Sonny started to pace. In the living room, Miles was using his chin to nudge the Kit Kat closer to the edge of the coffee table.

‘You went to a counsellor a few years back, right?’ Sonny said. ‘Did you talk to her about it?’

Tully had indeed gone to a counsellor a few years back, a serious young woman with thick black hair and a perpetually confused look on her face. The sessions had been pleasant, but not especially helpful, as Tully had found herself unable to admit the problem. Anxiety, she said, when she was asked what she was doing there. And strange compulsions. It wasn’t as if she could just come out and say, ‘I steal things. Meaningless things that I don’t even want and that I can afford to pay for.’

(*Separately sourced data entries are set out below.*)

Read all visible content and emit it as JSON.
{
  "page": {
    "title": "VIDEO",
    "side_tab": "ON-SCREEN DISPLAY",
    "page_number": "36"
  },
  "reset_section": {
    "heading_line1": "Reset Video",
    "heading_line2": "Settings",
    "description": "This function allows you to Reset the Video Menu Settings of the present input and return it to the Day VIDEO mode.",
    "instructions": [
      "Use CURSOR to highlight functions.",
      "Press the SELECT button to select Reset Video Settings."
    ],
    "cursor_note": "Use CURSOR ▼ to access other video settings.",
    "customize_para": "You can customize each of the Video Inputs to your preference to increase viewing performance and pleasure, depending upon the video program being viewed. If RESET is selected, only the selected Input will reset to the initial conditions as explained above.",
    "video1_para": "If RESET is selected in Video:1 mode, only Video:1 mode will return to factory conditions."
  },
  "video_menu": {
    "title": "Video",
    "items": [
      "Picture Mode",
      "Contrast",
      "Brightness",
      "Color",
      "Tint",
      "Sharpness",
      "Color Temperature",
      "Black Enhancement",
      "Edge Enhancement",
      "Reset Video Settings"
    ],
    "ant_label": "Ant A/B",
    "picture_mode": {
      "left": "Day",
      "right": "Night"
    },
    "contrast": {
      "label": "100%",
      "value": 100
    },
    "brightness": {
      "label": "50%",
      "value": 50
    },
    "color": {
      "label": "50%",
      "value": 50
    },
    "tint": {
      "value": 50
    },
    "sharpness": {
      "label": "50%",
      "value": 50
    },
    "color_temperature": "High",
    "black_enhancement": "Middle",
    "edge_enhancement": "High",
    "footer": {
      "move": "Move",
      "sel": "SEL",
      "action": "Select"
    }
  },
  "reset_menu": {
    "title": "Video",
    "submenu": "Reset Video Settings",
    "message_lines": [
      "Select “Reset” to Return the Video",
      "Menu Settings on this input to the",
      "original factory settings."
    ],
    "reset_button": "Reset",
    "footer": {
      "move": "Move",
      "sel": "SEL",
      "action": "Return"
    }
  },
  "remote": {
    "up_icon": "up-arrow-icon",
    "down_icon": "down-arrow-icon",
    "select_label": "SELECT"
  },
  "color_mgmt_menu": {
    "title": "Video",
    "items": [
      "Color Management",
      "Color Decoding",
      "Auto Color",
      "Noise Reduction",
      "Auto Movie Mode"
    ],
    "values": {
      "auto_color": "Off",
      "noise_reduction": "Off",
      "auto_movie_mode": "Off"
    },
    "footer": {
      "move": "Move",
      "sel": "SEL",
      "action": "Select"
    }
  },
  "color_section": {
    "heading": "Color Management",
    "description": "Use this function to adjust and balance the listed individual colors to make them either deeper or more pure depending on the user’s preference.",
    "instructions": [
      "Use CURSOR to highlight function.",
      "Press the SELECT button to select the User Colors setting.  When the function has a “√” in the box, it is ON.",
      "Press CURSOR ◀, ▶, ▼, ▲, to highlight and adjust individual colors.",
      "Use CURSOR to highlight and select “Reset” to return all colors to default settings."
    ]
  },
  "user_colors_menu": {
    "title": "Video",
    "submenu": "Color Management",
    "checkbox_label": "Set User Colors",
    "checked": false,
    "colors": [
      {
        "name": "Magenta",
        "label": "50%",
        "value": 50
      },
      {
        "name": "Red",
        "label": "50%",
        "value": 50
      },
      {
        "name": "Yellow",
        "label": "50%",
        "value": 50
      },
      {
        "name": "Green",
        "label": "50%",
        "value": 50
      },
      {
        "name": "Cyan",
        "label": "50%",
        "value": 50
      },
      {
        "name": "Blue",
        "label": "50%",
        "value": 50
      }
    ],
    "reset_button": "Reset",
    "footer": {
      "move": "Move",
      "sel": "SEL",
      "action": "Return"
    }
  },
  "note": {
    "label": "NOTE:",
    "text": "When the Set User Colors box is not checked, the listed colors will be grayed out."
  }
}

‘What kind of strange compulsions?’ the serious woman had asked, looking confused.

It was little wonder she looked confused. It was, after all, a high-end practice in a very nice area. The serious woman likely spent her days talking to women who thought they had problems because their husbands couldn’t send them first class to Europe for the second time this year. Or trying to put their marriages back together after their husbands strayed. The serious woman’s clients wouldn’t steal! Tully couldn’t bear to admit to the woman that she did.